The Peruvian Nobel Mario Vargas Llosa He died in Lima on Sunday, at 89. The prolific writer, author of universal works as The goat party, Conversation in the cathedral o The city and dogsdid not remain outside the advance of technology or its penetration in different areas of society, including art.
In an interview published in the newspaper Time from Colombia, the novelist said that “Technology prints a certain superficiality to literature. On the screen you write informally, it does not institute respect.” Instead, he said that paper “Infuse an almost religious respect to the writer”and declared stunned before “The grammatical destitution of the texts made for the Internet”. He added that the screen “I promote easy, frivolity, and rigor disappears”.
Vargas Llosa clarified on that occasion that he was not against the network, but warned that “If literature is done only for screens, it will be impoverished, because the screen makes it lose depth and risk.”
In your story The windswe also observe this criticism of the frivolous impact of technology on literature, cinema and arts in general:
“No young Madrid cares that the last cinemas of Madrid disappear; they never put their feet on them, they had become accustomed to seeing the movies they ordered – if you can call movies to those images that have fun to the new generations – on the screens of their computers, their electronic and mobile tablets.”

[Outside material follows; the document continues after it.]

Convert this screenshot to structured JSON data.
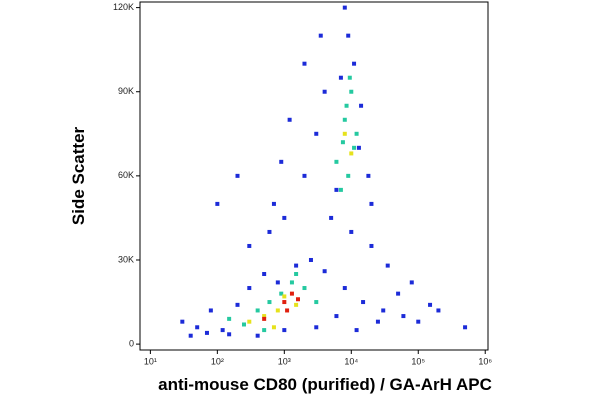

It also refers to artificial intelligence and the way in which produce —Because it is ridiculous to say that writes– Texts tailored to each user:
“Since the custom of reading novels in charge of the computer was generalized, I renounced to read those that occur – it would be ridiculous to say ‘write’ in our day. (…) Who was going to take seriously a novel manufactured by a computer according to the client’s instructions: ‘I want a story that occurs in the nineteenth century, with duels, tragic loves, quite sex, a dwarf, a dwarf, a dog Pederasta cure ‘.
The winds is, Of course, much more than a criticism of the digital world. It is a sincere outburst, a bitter confession, a cry of the Nobel against the contemporary world.